Roasted Green Tomato Soup

This soup is quite accidental and made from the bits and bobs of my CSA, herbs grown on my porch, and stock made from vegetable peelings from the summer. This particular batch of stock featured corn cobs and fresh fennel, both delicate, subtle flavors that actually manage to lift the soup to a whole other level. Roasting the tomatoes and caramelizing the onions coax the last bit of summer’s sweetness from both. As with its red brethren, this soup goes well with a buttery, gooey grilled cheese.

Ingredients

2 pounds green tomatoes, cut into quarters for roasting

Olive oil

3 cloves garlic

1 medium onion, diced

1 tablespoon fresh thyme

3 cups vegetable stock

Salt and pepper to taste

2 cups arugula (ish)

Optional garnish: thinly sliced scallions

Method

Preheat oven to 400 degrees. Toss green tomatoes and whole garlic cloves in olive oil and season with salt and pepper. Roast for 40 minutes.

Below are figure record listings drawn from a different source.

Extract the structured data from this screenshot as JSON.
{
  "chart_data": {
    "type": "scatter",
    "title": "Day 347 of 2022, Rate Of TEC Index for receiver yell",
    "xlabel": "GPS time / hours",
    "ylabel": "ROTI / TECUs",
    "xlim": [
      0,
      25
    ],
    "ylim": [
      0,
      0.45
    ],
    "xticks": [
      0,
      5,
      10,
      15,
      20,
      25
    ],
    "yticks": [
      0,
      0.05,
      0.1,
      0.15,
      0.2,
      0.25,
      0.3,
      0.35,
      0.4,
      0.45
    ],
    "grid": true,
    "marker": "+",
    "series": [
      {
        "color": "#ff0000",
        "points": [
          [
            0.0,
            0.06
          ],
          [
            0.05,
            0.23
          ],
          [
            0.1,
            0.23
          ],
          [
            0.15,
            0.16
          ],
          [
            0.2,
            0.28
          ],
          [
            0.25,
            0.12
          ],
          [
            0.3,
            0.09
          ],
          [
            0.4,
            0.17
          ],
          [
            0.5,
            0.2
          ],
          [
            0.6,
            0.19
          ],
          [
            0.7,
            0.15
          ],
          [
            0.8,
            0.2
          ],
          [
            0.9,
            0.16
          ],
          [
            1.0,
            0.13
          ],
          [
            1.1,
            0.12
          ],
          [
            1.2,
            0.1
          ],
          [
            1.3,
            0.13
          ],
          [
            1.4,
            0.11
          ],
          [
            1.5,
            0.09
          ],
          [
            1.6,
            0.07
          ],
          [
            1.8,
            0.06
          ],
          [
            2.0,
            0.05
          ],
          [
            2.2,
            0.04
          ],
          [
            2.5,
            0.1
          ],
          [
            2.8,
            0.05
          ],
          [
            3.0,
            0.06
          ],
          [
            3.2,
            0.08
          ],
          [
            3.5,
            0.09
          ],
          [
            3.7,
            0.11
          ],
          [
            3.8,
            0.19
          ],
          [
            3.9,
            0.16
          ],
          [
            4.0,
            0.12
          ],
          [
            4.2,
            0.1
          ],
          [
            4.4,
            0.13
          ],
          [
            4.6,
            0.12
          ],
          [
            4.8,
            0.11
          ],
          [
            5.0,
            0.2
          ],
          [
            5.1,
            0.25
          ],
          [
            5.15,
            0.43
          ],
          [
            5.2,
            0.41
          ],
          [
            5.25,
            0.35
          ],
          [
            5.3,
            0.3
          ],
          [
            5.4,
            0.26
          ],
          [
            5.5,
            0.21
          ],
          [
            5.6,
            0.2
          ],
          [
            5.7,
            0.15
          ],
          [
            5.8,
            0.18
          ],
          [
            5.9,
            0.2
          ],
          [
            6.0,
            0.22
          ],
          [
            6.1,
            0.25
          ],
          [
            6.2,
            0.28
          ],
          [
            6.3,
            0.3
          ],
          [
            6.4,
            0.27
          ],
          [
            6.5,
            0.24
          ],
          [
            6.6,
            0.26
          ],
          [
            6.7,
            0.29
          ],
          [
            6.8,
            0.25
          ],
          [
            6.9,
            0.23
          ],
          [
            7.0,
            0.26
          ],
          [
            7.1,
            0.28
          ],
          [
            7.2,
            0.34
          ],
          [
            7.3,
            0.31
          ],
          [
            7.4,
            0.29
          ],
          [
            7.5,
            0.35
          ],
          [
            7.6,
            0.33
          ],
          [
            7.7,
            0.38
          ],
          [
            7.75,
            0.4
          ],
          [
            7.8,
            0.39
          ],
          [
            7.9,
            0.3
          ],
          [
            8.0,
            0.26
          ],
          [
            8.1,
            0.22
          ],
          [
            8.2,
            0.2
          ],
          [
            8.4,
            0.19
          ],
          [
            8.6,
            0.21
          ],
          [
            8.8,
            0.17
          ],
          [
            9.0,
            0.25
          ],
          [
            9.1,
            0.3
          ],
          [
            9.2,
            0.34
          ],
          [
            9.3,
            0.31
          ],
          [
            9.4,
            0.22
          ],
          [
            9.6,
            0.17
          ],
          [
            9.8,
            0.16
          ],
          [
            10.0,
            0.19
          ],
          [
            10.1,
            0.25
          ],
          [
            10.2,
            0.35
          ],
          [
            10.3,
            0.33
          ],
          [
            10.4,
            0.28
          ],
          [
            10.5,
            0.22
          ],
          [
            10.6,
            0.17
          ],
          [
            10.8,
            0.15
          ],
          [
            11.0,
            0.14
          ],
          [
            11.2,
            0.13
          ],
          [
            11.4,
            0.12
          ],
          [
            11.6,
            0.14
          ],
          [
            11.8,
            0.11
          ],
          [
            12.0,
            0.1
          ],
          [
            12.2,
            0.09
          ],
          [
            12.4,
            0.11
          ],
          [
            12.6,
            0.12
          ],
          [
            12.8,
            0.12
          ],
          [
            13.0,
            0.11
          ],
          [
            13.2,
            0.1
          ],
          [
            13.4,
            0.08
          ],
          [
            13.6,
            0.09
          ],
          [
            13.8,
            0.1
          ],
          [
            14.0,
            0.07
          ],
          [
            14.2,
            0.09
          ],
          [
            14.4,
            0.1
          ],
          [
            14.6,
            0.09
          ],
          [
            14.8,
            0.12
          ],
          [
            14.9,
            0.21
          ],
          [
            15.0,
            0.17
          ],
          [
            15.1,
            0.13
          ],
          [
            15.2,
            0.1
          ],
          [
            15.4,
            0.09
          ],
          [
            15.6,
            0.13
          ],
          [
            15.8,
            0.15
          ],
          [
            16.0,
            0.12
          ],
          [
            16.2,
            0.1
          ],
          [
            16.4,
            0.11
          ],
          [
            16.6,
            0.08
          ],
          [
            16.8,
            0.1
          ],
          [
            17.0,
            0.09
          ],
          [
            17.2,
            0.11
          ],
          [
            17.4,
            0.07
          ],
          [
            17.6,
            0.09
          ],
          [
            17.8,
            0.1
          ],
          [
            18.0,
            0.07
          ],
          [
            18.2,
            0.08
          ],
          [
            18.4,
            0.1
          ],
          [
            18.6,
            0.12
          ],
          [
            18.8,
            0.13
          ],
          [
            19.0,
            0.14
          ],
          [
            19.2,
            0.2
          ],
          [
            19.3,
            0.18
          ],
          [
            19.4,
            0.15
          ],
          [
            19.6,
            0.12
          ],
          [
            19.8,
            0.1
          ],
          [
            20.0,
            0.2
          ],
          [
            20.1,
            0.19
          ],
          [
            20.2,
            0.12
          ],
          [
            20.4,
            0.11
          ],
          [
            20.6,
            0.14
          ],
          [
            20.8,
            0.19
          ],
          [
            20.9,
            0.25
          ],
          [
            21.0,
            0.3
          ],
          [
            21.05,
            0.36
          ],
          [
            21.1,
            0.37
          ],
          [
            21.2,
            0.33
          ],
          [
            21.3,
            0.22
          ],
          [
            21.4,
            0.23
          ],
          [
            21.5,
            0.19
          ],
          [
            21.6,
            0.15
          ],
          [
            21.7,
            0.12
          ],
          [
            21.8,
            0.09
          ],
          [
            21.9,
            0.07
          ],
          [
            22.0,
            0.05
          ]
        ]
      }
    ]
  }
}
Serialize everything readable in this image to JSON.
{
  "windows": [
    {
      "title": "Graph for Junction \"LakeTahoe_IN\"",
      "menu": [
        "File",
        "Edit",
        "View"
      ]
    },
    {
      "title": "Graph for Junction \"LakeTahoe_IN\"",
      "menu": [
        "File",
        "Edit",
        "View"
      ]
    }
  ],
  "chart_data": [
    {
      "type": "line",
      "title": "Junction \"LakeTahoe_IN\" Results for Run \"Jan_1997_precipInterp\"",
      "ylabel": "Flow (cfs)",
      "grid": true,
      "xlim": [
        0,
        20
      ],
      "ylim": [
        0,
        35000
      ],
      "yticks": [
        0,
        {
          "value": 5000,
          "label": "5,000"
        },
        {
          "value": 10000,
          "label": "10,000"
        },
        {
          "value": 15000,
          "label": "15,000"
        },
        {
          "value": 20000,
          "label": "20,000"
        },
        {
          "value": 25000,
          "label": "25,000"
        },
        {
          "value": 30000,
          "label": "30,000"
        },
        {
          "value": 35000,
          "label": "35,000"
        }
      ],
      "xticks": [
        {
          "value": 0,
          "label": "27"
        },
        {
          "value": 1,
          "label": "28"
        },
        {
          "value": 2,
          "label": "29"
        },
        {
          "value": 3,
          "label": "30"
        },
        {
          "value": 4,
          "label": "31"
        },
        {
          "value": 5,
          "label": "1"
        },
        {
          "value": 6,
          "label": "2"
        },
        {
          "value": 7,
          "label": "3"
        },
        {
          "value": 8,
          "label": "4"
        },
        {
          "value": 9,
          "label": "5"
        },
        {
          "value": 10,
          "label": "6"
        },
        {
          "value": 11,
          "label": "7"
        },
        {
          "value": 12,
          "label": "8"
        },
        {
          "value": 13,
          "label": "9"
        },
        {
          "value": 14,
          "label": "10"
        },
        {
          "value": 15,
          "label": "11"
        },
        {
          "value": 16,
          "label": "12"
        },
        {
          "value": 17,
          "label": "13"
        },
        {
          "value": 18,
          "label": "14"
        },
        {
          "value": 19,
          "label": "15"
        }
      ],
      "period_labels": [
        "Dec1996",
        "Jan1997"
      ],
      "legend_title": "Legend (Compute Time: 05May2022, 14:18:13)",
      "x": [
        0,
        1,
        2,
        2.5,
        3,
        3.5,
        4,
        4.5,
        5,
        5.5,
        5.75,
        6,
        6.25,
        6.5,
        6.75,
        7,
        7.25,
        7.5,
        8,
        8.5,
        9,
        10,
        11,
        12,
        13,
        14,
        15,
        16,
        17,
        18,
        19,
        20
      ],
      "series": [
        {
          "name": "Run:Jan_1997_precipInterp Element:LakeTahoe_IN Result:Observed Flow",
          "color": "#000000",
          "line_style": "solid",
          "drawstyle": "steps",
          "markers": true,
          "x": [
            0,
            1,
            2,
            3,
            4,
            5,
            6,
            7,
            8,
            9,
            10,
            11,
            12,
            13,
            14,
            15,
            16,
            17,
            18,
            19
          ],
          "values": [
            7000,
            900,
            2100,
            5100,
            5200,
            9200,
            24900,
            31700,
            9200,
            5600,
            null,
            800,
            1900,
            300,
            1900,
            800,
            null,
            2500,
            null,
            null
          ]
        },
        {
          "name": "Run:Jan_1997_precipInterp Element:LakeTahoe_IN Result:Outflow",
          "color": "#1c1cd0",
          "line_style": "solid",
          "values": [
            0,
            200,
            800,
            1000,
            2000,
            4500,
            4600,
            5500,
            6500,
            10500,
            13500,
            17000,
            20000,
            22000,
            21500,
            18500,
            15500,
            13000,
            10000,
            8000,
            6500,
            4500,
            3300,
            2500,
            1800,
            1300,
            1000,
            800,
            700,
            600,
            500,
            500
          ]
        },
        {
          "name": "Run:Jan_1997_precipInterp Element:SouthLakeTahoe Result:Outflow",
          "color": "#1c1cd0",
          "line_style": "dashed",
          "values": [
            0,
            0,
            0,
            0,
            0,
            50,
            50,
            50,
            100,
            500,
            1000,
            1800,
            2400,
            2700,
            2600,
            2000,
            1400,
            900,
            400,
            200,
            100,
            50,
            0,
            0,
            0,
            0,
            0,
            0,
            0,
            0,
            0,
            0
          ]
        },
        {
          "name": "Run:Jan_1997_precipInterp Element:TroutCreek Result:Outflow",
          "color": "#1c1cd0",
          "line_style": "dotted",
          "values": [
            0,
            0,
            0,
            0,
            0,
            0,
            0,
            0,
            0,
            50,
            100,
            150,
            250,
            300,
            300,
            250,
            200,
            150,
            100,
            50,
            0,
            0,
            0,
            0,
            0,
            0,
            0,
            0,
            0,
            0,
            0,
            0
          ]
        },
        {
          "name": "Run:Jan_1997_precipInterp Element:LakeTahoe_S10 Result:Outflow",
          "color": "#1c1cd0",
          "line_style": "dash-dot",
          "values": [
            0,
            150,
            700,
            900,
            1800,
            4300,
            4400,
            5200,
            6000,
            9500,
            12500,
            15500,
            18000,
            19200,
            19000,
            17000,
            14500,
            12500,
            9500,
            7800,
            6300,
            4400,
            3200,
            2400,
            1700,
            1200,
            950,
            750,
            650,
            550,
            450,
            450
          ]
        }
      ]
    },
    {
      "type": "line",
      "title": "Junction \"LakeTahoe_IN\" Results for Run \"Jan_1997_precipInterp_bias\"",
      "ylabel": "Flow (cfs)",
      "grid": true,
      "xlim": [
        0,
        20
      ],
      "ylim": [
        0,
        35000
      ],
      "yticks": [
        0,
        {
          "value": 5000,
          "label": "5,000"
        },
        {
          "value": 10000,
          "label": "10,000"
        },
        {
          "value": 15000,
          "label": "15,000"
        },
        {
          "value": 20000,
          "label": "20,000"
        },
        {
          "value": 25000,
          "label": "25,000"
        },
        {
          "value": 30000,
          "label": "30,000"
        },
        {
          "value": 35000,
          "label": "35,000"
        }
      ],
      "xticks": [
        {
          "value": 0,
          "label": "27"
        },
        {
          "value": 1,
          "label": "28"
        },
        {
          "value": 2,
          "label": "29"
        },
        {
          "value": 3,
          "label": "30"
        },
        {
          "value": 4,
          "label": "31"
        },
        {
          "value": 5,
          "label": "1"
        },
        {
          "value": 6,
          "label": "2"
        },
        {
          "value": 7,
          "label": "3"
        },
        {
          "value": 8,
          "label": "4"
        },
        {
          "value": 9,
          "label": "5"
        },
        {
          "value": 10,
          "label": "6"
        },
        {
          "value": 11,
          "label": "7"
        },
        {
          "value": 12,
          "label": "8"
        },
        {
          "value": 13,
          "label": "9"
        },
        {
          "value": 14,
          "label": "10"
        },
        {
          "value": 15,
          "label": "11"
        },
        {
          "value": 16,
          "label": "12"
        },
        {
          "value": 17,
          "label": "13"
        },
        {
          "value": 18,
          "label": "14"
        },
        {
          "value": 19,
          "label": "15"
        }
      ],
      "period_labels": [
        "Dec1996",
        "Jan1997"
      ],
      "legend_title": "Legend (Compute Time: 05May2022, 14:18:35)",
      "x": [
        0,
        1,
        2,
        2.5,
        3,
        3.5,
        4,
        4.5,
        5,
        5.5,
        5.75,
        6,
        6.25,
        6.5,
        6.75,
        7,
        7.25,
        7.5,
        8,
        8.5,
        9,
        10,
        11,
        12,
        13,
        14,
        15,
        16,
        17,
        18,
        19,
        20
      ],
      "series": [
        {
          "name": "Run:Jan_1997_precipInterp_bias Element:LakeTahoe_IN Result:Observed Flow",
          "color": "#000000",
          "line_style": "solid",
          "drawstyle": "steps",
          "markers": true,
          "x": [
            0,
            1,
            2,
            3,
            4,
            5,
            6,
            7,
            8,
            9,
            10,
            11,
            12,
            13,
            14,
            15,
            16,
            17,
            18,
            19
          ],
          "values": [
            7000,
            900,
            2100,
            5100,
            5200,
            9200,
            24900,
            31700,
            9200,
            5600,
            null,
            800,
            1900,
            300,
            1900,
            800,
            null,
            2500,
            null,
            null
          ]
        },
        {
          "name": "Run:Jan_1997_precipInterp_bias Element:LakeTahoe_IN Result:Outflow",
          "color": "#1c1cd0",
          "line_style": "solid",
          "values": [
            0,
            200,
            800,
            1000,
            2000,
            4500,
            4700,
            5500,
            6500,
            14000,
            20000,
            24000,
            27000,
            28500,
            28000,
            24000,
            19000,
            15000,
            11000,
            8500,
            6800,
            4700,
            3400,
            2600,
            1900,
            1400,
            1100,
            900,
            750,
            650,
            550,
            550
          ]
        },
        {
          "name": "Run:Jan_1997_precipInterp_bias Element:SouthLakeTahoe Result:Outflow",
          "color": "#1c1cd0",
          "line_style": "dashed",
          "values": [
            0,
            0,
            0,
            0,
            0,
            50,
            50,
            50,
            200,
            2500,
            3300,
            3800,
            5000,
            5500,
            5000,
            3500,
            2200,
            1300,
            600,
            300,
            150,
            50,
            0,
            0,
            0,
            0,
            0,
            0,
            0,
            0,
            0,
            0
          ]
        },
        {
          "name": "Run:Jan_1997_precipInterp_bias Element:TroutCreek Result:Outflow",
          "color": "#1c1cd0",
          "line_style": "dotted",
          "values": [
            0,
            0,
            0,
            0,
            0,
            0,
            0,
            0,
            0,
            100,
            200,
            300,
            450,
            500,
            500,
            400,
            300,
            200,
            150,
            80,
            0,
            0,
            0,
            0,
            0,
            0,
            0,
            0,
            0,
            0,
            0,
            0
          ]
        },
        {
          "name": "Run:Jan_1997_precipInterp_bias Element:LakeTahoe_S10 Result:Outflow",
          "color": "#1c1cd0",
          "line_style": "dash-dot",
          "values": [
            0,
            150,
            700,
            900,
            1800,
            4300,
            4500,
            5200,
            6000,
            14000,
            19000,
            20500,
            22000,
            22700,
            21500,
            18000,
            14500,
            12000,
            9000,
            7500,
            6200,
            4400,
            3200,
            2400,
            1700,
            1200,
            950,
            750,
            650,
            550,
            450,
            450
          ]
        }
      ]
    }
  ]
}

In a large stockpot, heat another two tablespoons of olive oil. Add onion and cook on medium-low until caramelized (around 30 minutes, so start these when you put the tomatoes in the oven).

Add roasted tomatoes and garlic and stir to combine. Add fresh thyme, salt, and pepper and cook for two minutes. Add stock and arugula. Bring to a simmer and cook for 10 to 15 minutes.

Use an immersion blender (or regular blender) to puree the soup until smooth.